(HealthDay News) — Vitamin D supplementation safely and substantially reduces the rate of moderate-to-severe chronic obstructive pulmonary disease (COPD) exacerbations in patients with baseline 25-hydroxyvitamin D levels <25 nmol/L, according to a review published online Jan. 10 in Thorax.
David A. Jolliffe, Ph.D., from the University of London, and colleagues conducted a systematic literature review to identify randomized controlled trials (RCTs) of vitamin D supplementation in patients with COPD who reported incidence of acute exacerbations.
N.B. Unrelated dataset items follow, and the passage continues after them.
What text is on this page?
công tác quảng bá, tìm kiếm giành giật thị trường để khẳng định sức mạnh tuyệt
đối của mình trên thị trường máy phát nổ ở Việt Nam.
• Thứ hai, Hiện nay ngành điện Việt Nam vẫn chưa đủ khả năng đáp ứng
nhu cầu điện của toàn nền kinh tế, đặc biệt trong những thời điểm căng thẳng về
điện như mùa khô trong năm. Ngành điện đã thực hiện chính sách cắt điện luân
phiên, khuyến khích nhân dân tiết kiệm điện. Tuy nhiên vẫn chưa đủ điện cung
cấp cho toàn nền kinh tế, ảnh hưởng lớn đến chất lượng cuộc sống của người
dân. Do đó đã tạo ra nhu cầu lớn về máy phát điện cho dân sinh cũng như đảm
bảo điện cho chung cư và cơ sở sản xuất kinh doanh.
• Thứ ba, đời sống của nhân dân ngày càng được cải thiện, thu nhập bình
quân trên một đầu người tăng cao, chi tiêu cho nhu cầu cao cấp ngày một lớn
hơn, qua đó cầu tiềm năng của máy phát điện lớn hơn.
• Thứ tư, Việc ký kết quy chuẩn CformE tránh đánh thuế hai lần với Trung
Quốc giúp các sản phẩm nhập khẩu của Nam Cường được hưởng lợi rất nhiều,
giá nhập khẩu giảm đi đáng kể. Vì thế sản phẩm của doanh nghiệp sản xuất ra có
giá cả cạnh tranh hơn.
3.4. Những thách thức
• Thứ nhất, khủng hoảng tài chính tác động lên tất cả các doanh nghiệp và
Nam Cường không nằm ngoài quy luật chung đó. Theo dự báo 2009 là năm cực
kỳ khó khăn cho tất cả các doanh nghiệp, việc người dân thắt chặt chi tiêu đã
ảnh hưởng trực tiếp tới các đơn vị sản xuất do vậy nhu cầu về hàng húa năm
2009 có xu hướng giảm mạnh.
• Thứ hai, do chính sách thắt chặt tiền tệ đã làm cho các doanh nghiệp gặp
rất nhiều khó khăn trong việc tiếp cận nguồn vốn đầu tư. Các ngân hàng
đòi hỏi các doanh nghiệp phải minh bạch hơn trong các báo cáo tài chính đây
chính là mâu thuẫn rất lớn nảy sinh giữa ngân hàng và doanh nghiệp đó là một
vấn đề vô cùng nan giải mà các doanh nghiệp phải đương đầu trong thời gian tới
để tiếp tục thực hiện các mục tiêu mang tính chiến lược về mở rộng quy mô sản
Based on four included studies (total of 560 patients), the researchers found that supplementation did not influence the overall rate of moderate-to-severe COPD exacerbations (adjusted incidence rate ratio [aIRR], 0.94; 95 percent confidence interval [CI], 0.78 to 1.13). In participants with baseline 25-hydroxyvitamin D levels <25 nmol/L, protective effects were seen (aIRR, 0.55; 95 percent CI, 0.36 to 0.84), but these effects were not observed in patients with baseline 25-hydroxyvitamin D levels ≥25 nmol/L (aIRR, 1.04; 95 percent CI, 0.85 to 1.27; P for interaction = 0.015). There were no significant differences by vitamin D level seen in the proportion of participants experiencing at least one serious adverse event (adjusted odds ratio, 1.16; 95 percent CI, 0.76 to 1.75).
“Our findings support a strategy of routinely testing vitamin D status in patients with COPD who experience exacerbations and offering supplementation to those with circulating 25(OH)D concentrations of less than 25 nmol/L,” the authors write.